Why Time Travelers are Free to Change the Past
The standard solution to worries about time travelers' freedom to 'change the past' rests on a distinction between legitimate and illegimitae facts in such considerations. (See e.g. this great paper by Ted Sider.) Assume for simplicity that x is free to do y iff he really would do y should he decide to do y. Now consider Tina the time traveler. Is she free to kill her earlier self? I.e. is it true that
1) She would kill her earlier self if she decided to do so
It seems not, at least not if "killing" implies that the victim doesn't live any more after the killing. For then it is logically impossible that someone is first killed and later enters a time machine. And nobody is free to make contradictions come true.

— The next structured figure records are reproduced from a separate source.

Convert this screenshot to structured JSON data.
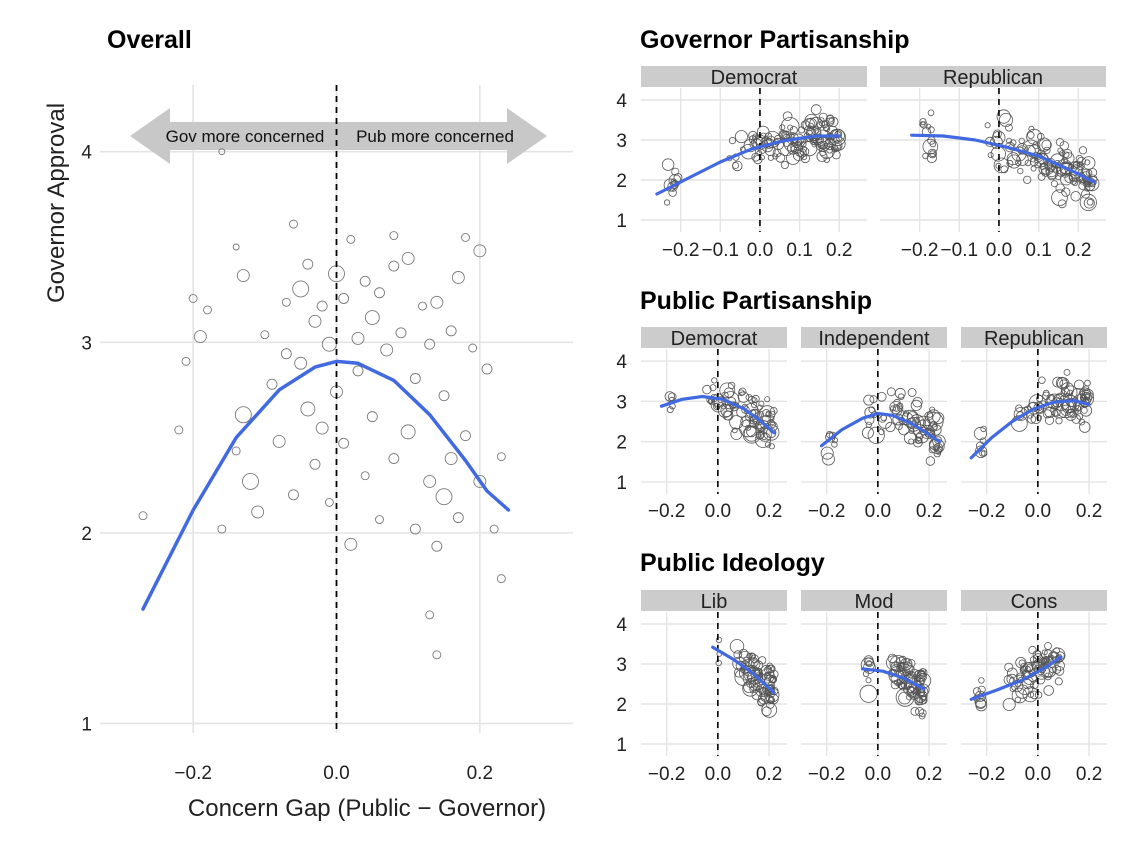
{
  "chart_data": [
    {
      "type": "scatter",
      "title": "Overall",
      "xlabel": "Concern Gap (Public − Governor)",
      "ylabel": "Governor Approval",
      "xlim": [
        -0.33,
        0.33
      ],
      "ylim": [
        0.95,
        4.35
      ],
      "x_ticks": [
        -0.2,
        0.0,
        0.2
      ],
      "x_tick_labels": [
        "−0.2",
        "0.0",
        "0.2"
      ],
      "y_ticks": [
        1,
        2,
        3,
        4
      ],
      "y_tick_labels": [
        "1",
        "2",
        "3",
        "4"
      ],
      "grid": true,
      "reference_line": {
        "x": 0,
        "style": "dashed"
      },
      "annotations": {
        "left": "Gov more concerned",
        "right": "Pub more concerned"
      },
      "fit_line": {
        "color": "#4169E1",
        "x": [
          -0.27,
          -0.2,
          -0.14,
          -0.08,
          -0.03,
          0.0,
          0.03,
          0.08,
          0.13,
          0.18,
          0.21,
          0.24
        ],
        "y": [
          1.6,
          2.12,
          2.5,
          2.75,
          2.87,
          2.9,
          2.89,
          2.8,
          2.62,
          2.38,
          2.22,
          2.12
        ]
      },
      "points": [
        {
          "x": -0.27,
          "y": 2.09,
          "s": 4
        },
        {
          "x": -0.22,
          "y": 2.54,
          "s": 4
        },
        {
          "x": -0.21,
          "y": 2.9,
          "s": 4
        },
        {
          "x": -0.19,
          "y": 3.03,
          "s": 6
        },
        {
          "x": -0.2,
          "y": 3.23,
          "s": 4
        },
        {
          "x": -0.18,
          "y": 3.17,
          "s": 4
        },
        {
          "x": -0.16,
          "y": 2.02,
          "s": 4
        },
        {
          "x": -0.14,
          "y": 2.43,
          "s": 4
        },
        {
          "x": -0.13,
          "y": 3.35,
          "s": 6
        },
        {
          "x": -0.13,
          "y": 2.62,
          "s": 8
        },
        {
          "x": -0.12,
          "y": 2.27,
          "s": 8
        },
        {
          "x": -0.11,
          "y": 2.11,
          "s": 6
        },
        {
          "x": -0.1,
          "y": 3.04,
          "s": 4
        },
        {
          "x": -0.16,
          "y": 4.0,
          "s": 3
        },
        {
          "x": -0.14,
          "y": 3.5,
          "s": 3
        },
        {
          "x": -0.09,
          "y": 2.78,
          "s": 5
        },
        {
          "x": -0.08,
          "y": 2.48,
          "s": 6
        },
        {
          "x": -0.07,
          "y": 2.94,
          "s": 5
        },
        {
          "x": -0.07,
          "y": 3.21,
          "s": 4
        },
        {
          "x": -0.06,
          "y": 2.2,
          "s": 5
        },
        {
          "x": -0.05,
          "y": 3.28,
          "s": 8
        },
        {
          "x": -0.05,
          "y": 2.89,
          "s": 6
        },
        {
          "x": -0.04,
          "y": 3.41,
          "s": 5
        },
        {
          "x": -0.04,
          "y": 2.65,
          "s": 7
        },
        {
          "x": -0.03,
          "y": 3.11,
          "s": 6
        },
        {
          "x": -0.03,
          "y": 2.36,
          "s": 5
        },
        {
          "x": -0.02,
          "y": 3.19,
          "s": 5
        },
        {
          "x": -0.02,
          "y": 2.55,
          "s": 6
        },
        {
          "x": -0.01,
          "y": 2.99,
          "s": 7
        },
        {
          "x": -0.01,
          "y": 2.16,
          "s": 4
        },
        {
          "x": 0.0,
          "y": 3.36,
          "s": 8
        },
        {
          "x": 0.0,
          "y": 2.74,
          "s": 6
        },
        {
          "x": 0.01,
          "y": 3.23,
          "s": 5
        },
        {
          "x": 0.01,
          "y": 2.47,
          "s": 5
        },
        {
          "x": 0.02,
          "y": 1.94,
          "s": 6
        },
        {
          "x": 0.03,
          "y": 3.02,
          "s": 6
        },
        {
          "x": 0.03,
          "y": 2.85,
          "s": 5
        },
        {
          "x": 0.04,
          "y": 3.32,
          "s": 5
        },
        {
          "x": 0.04,
          "y": 2.3,
          "s": 4
        },
        {
          "x": 0.05,
          "y": 3.13,
          "s": 7
        },
        {
          "x": 0.05,
          "y": 2.61,
          "s": 5
        },
        {
          "x": 0.06,
          "y": 3.26,
          "s": 5
        },
        {
          "x": 0.06,
          "y": 2.07,
          "s": 4
        },
        {
          "x": 0.07,
          "y": 2.96,
          "s": 6
        },
        {
          "x": 0.08,
          "y": 3.4,
          "s": 5
        },
        {
          "x": 0.08,
          "y": 2.39,
          "s": 5
        },
        {
          "x": 0.09,
          "y": 3.05,
          "s": 5
        },
        {
          "x": 0.1,
          "y": 2.53,
          "s": 7
        },
        {
          "x": 0.1,
          "y": 3.44,
          "s": 6
        },
        {
          "x": 0.11,
          "y": 2.02,
          "s": 5
        },
        {
          "x": 0.11,
          "y": 2.81,
          "s": 5
        },
        {
          "x": 0.12,
          "y": 3.19,
          "s": 4
        },
        {
          "x": 0.13,
          "y": 2.27,
          "s": 6
        },
        {
          "x": 0.13,
          "y": 2.99,
          "s": 5
        },
        {
          "x": 0.14,
          "y": 1.93,
          "s": 5
        },
        {
          "x": 0.14,
          "y": 3.21,
          "s": 6
        },
        {
          "x": 0.15,
          "y": 2.19,
          "s": 8
        },
        {
          "x": 0.15,
          "y": 2.72,
          "s": 5
        },
        {
          "x": 0.16,
          "y": 2.39,
          "s": 6
        },
        {
          "x": 0.16,
          "y": 3.06,
          "s": 5
        },
        {
          "x": 0.17,
          "y": 2.08,
          "s": 5
        },
        {
          "x": 0.17,
          "y": 3.34,
          "s": 6
        },
        {
          "x": 0.18,
          "y": 2.51,
          "s": 5
        },
        {
          "x": 0.19,
          "y": 2.97,
          "s": 4
        },
        {
          "x": 0.2,
          "y": 2.27,
          "s": 6
        },
        {
          "x": 0.21,
          "y": 2.86,
          "s": 5
        },
        {
          "x": 0.22,
          "y": 2.02,
          "s": 4
        },
        {
          "x": 0.23,
          "y": 2.4,
          "s": 4
        },
        {
          "x": 0.13,
          "y": 1.57,
          "s": 4
        },
        {
          "x": 0.14,
          "y": 1.36,
          "s": 4
        },
        {
          "x": 0.23,
          "y": 1.76,
          "s": 4
        },
        {
          "x": 0.2,
          "y": 3.48,
          "s": 6
        },
        {
          "x": 0.18,
          "y": 3.55,
          "s": 4
        },
        {
          "x": -0.06,
          "y": 3.62,
          "s": 4
        },
        {
          "x": 0.08,
          "y": 3.56,
          "s": 4
        },
        {
          "x": 0.02,
          "y": 3.54,
          "s": 4
        }
      ]
    },
    {
      "type": "scatter",
      "title": "Governor Partisanship",
      "panels": [
        {
          "strip": "Democrat",
          "fit_line": {
            "x": [
              -0.26,
              -0.18,
              -0.1,
              -0.02,
              0.06,
              0.14,
              0.2
            ],
            "y": [
              1.65,
              2.05,
              2.45,
              2.78,
              2.98,
              3.1,
              3.1
            ]
          }
        },
        {
          "strip": "Republican",
          "fit_line": {
            "x": [
              -0.22,
              -0.14,
              -0.06,
              0.02,
              0.1,
              0.18,
              0.24
            ],
            "y": [
              3.12,
              3.1,
              3.0,
              2.82,
              2.6,
              2.25,
              1.95
            ]
          }
        }
      ],
      "xlim": [
        -0.3,
        0.27
      ],
      "ylim": [
        0.7,
        4.3
      ],
      "x_ticks": [
        -0.2,
        -0.1,
        0.0,
        0.1,
        0.2
      ],
      "x_tick_labels": [
        "−0.2",
        "−0.1",
        "0.0",
        "0.1",
        "0.2"
      ],
      "y_ticks": [
        1,
        2,
        3,
        4
      ],
      "y_tick_labels": [
        "1",
        "2",
        "3",
        "4"
      ],
      "grid": true
    },
    {
      "type": "scatter",
      "title": "Public Partisanship",
      "panels": [
        {
          "strip": "Democrat",
          "fit_line": {
            "x": [
              -0.22,
              -0.14,
              -0.06,
              0.02,
              0.1,
              0.16,
              0.22
            ],
            "y": [
              2.88,
              3.05,
              3.12,
              3.05,
              2.82,
              2.55,
              2.22
            ]
          }
        },
        {
          "strip": "Independent",
          "fit_line": {
            "x": [
              -0.22,
              -0.14,
              -0.06,
              0.0,
              0.06,
              0.14,
              0.24
            ],
            "y": [
              1.9,
              2.3,
              2.58,
              2.7,
              2.65,
              2.42,
              2.0
            ]
          }
        },
        {
          "strip": "Republican",
          "fit_line": {
            "x": [
              -0.26,
              -0.18,
              -0.1,
              -0.02,
              0.06,
              0.14,
              0.2
            ],
            "y": [
              1.6,
              2.1,
              2.5,
              2.8,
              2.98,
              3.02,
              2.92
            ]
          }
        }
      ],
      "xlim": [
        -0.3,
        0.27
      ],
      "ylim": [
        0.7,
        4.3
      ],
      "x_ticks": [
        -0.2,
        0.0,
        0.2
      ],
      "x_tick_labels": [
        "−0.2",
        "0.0",
        "0.2"
      ],
      "y_ticks": [
        1,
        2,
        3,
        4
      ],
      "y_tick_labels": [
        "1",
        "2",
        "3",
        "4"
      ],
      "grid": true
    },
    {
      "type": "scatter",
      "title": "Public Ideology",
      "panels": [
        {
          "strip": "Lib",
          "fit_line": {
            "x": [
              -0.02,
              0.06,
              0.14,
              0.22
            ],
            "y": [
              3.42,
              3.12,
              2.75,
              2.28
            ]
          }
        },
        {
          "strip": "Mod",
          "fit_line": {
            "x": [
              -0.06,
              0.02,
              0.1,
              0.18
            ],
            "y": [
              2.88,
              2.82,
              2.65,
              2.38
            ]
          }
        },
        {
          "strip": "Cons",
          "fit_line": {
            "x": [
              -0.26,
              -0.16,
              -0.06,
              0.04,
              0.09
            ],
            "y": [
              2.12,
              2.35,
              2.6,
              2.95,
              3.18
            ]
          }
        }
      ],
      "xlim": [
        -0.3,
        0.27
      ],
      "ylim": [
        0.7,
        4.3
      ],
      "x_ticks": [
        -0.2,
        0.0,
        0.2
      ],
      "x_tick_labels": [
        "−0.2",
        "0.0",
        "0.2"
      ],
      "y_ticks": [
        1,
        2,
        3,
        4
      ],
      "y_tick_labels": [
        "1",
        "2",
        "3",
        "4"
      ],
      "grid": true
    }
  ]
}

The standard solution is that (1) contains illegitimate information about the future, viz. the information that Tina survives to become a time traveler, and that nobody is free to do anything given such illegitimate facts about the future.
I believe this is the right thing to say. But I would like to know just why facts about the future are generally illegitimate. Why not facts about the past?
Indeed, sometimes facts about the past should be illegitimate as well. Consider Tina shortly before she traveled back in time. There she sits in her time machine and thinks about what time she would like to travel to. In the end she decides to go to 1927. Thus back in 1927 she emerges with her time machine. Was she free to choose another destination? It seems not. For instance, given that in 1928 no person like Tina ever emerged with a time machine, she couldn't have selected 1928. Similarly for all other years except 1927. Moreover, it seems that she couldn't even have chosen not to time travel at all given that in 1927 she emerged with the time machine.
This time the information that spoils the freedom is information about the past, not about the future.
So I think what kind of information is legitimate in considerations of freedom has little to do with pastness or futurity. At least not directly. Instead, S is illegitimate iff S would not be the case if the subject made the counterfactual decision. The fact that this girl is Tina's earlier self is illegitimate if we ask whether Tina is free to kill the girl. For if she decided to kill her, the girl wouldn't be her earlier self. In the second case, the fact that no person like Tina emerged in 1928 is illegitimate if we ask whether she could have chosen to travel to 1928. For if she had so chosen, a person like Tina would have emerged in 1928.
In general, we are free to 'change the past' iff there are true backwards counterfactuals of the relevant kind linking our decisions with past events. As far as I know, there aren't any. But as far as I know, this is a contingent feature of our world.